The Care Quality Commission (CQC) has published a report following an inspection of the Franklin ward at Cygnet Hospital Hexham in Northumberland after concerns were raised about patient safety.
The inspection took place in April following concerns raised about several self-harm incidents where patients had required hospital treatment and fears that risks were not being managed appropriately.
The CQC found that staff had learnt from these incidents and had made changes in relation to assessing and managing patient risks. This involved removing high risk items from patients and increasing observation levels.
As this was only a focused inspection, the CQC says, Cygnet Hospital Hexham was not re-rated as the service type had changed since its previous comprehensive inspection in May 2019, so its previous rating of inadequate remains.
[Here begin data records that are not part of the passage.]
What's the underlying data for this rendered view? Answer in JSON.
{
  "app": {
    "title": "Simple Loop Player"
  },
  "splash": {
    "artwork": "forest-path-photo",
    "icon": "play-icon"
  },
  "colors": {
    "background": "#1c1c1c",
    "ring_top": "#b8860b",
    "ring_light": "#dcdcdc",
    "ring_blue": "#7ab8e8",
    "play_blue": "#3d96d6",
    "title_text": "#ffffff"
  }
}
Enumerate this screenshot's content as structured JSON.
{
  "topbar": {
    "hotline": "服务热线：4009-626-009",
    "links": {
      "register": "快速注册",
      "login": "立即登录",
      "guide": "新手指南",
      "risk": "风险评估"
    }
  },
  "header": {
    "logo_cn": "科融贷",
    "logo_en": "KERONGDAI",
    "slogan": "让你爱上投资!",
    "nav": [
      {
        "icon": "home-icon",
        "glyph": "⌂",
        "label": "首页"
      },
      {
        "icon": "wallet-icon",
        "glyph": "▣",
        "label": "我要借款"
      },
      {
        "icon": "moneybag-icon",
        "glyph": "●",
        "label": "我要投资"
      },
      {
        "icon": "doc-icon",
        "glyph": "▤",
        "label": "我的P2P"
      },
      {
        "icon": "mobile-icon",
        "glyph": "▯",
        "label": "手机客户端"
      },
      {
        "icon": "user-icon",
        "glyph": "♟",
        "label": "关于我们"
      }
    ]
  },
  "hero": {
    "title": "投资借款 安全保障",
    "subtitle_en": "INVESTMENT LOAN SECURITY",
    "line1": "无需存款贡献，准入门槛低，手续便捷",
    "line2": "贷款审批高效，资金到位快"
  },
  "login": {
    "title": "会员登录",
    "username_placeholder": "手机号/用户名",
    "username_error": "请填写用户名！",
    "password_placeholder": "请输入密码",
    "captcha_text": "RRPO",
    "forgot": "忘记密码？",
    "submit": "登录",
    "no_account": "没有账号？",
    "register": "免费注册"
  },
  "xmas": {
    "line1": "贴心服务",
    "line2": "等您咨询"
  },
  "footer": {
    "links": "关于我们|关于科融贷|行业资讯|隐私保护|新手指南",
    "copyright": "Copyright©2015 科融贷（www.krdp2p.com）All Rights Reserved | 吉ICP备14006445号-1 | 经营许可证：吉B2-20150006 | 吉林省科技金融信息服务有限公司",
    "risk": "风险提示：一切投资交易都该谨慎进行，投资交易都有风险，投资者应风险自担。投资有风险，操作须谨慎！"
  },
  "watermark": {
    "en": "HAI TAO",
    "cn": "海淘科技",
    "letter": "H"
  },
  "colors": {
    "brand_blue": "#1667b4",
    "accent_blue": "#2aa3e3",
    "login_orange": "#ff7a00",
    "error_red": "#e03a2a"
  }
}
Following the previous inspection, enforcement action was taken, and the service was rated inadequate and placed in special measures. The hospital closed in September 2019 and reopened in October 2020 providing acute admission and psychiatric intensive care wards.
Inspectors found the ward did not have sufficient space for patients to provide a safe and therapeutic environment and the seclusion room was small and provided patients with very limited space.
However, the ward environments were clean and well maintained, there were enough nurses and doctors, that staff assessed and managed risk well and they minimised the use of restrictive practices and followed good practice with respect to safeguarding.
The CQC found the service was well led, governance processes ensured ward procedures ran smoothly and that new managers in the service were well supported.
CQC head of hospital inspection for mental health Brian Cranna said: “When we visited Cygnet Hospital Hexham in April, we were pleased to find that staff had learnt from incidents which had taken place and made improvements to keep patients safe.
“The seclusion room allowed clear observation and two-way communication. However, we found that it was also very small, and patients had limited space to move around the room when the mattress was on the floor. When staff needed to enter the room, patients had to stand in the toilet area for staff to be able to enter safely, which is not appropriate.
“We were pleased to see that staff knew about any potential ligature risks. Issues with curtain rails had been identified, as well as the tables having square corners, these had been reported to get them changed to ensure patient safety.
“Staff made every attempt to avoid using restraint by using de-escalation techniques. Patients were only restrained when these techniques failed to keep people safe.
“The leadership team are aware of the actions they need to take, and we will continue to monitor the service to ensure the required improvements are made and embedded.”
In response, a spokesperson for Cygnet Hospital Hexham said: “We are pleased that the first inspection of the new service at Cygnet Hospital Hexham is such a positive one, with the Care Quality Commission recognising our good track record on safety, and that staff manage risks well.
“We are particularly proud that the service users themselves on Franklin Ward told the CQC inspectors they felt safe and that staff supported them.
“Having opened the new service at the end of last year, we take our responsibilities seriously, providing expert, intensive, short-term, individualised care for service users with the aim of supporting them to move to less restrictive care settings and ultimately return home.”
The hospital added that while it met national specifications, it had taken on board feedback and made changes.
“We are naturally disappointed that the CQC did not award a rating for the new service this time which would have reflected on the transformation of the hospital; however we look forward to building on this positive assessment of Franklin Ward and to being able to demonstrate to new staff and to service users’ families the strong support that is available for people in the region who are experiencing mental ill-health and need help,” it said.